Choosing the Right Words to Make Your Writing Stand Out

You have probably read something, and there was a sentence or phrase that you couldn’t understand. You must have seen a word that looked like it didn’t belong since the word’s definition was out of place. You might have noticed a word pop up repeatedly throughout a book. Any writing work has two sides to it. The first side is the story, idea, or message. While on the other hand, the second side is the combination of the words used to create the story’s paragraphs. If the writing makes sense to you and it has a smooth flow, then that’s fantastic writing. The people who read the writing have to effortlessly understand it without having to pick it apart and analyze it or get stuck on confusing or repetitive words. Having the right word choice is an essential skill for writers to have.

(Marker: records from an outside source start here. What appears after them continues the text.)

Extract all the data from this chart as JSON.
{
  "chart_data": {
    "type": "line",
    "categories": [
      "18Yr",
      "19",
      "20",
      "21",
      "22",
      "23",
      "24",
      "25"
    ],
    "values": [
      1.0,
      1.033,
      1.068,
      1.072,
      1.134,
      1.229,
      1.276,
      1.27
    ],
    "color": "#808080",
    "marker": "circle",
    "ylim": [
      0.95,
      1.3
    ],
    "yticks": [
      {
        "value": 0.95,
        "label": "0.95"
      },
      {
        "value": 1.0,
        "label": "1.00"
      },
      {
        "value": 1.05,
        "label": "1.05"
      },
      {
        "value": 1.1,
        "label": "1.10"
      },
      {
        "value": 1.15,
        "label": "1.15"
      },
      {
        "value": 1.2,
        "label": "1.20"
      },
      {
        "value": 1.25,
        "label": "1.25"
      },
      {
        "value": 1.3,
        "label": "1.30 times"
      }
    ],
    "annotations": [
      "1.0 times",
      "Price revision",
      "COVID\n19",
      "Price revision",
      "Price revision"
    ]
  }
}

The Most Frequent Mistakes Made with Word Choice

  1. Having the wrong word in a sentence can either make it quickly understood or complicated and confusing. If you want meaningful and diverse prose, then a varied vocabulary is what you’ll need. When you’re writing and revising, you’re bound to make mistakes with your choice of words. But don’t worry so much since you can watch out for the mistakes without difficulty. When you find the word choice mistakes, you can fix it without issue. Once you fix your mistakes, your writing will improve quite a bit. Keep reading, and you’ll find out the mistakes that frequently happen regarding word choice.
  2. When you repeat words often in a short time, they become meaningless and tiresome. They’ll feel like a cliché. There are essential words that have to be repeated frequently, such as conjunctions, articles, and prepositions. For example, when the story is about a tower, you’d have to use the word tower often. It’s something that you should expect to see. Although, if you repeat a descriptive word frequently, then it starts to become boring. Every mountain is tall, every cloud is white, and everyone has teeth. To fix this problem, search for words that you can replace with alternative words, like synonyms. Try not to repeat a descriptive word often.
  3. When there are many synonyms that you can use, you’ll have a difficult time choosing the right word. There is a different meaning to every word, but the words will have their connotations. The connotations can adjust the direction the sentence or paragraph is going. Words have undertones that have implications or emotions attached to the words that can give it some flavour. There is an entirely different implication when a character is in despair than when they’re sad. To fix this problem, think about the various implications and emotions tied to the word and its synonyms.
  4. When a reader has to look up a word in the dictionary, then the word isn’t simple enough. People who read your work shouldn’t have to get up and look for a dictionary when reading. Most readers won’t like how fancy words might be if you decide to use scholarly vocabulary. If your intended reader audience is knowledgeable, then you can use intellectual words. However, if you want to have a broad audience, you should make the words in your writing accessible and straightforward. To fix this problem, avoid using long and rarely used words. Use words that are short and commonly used.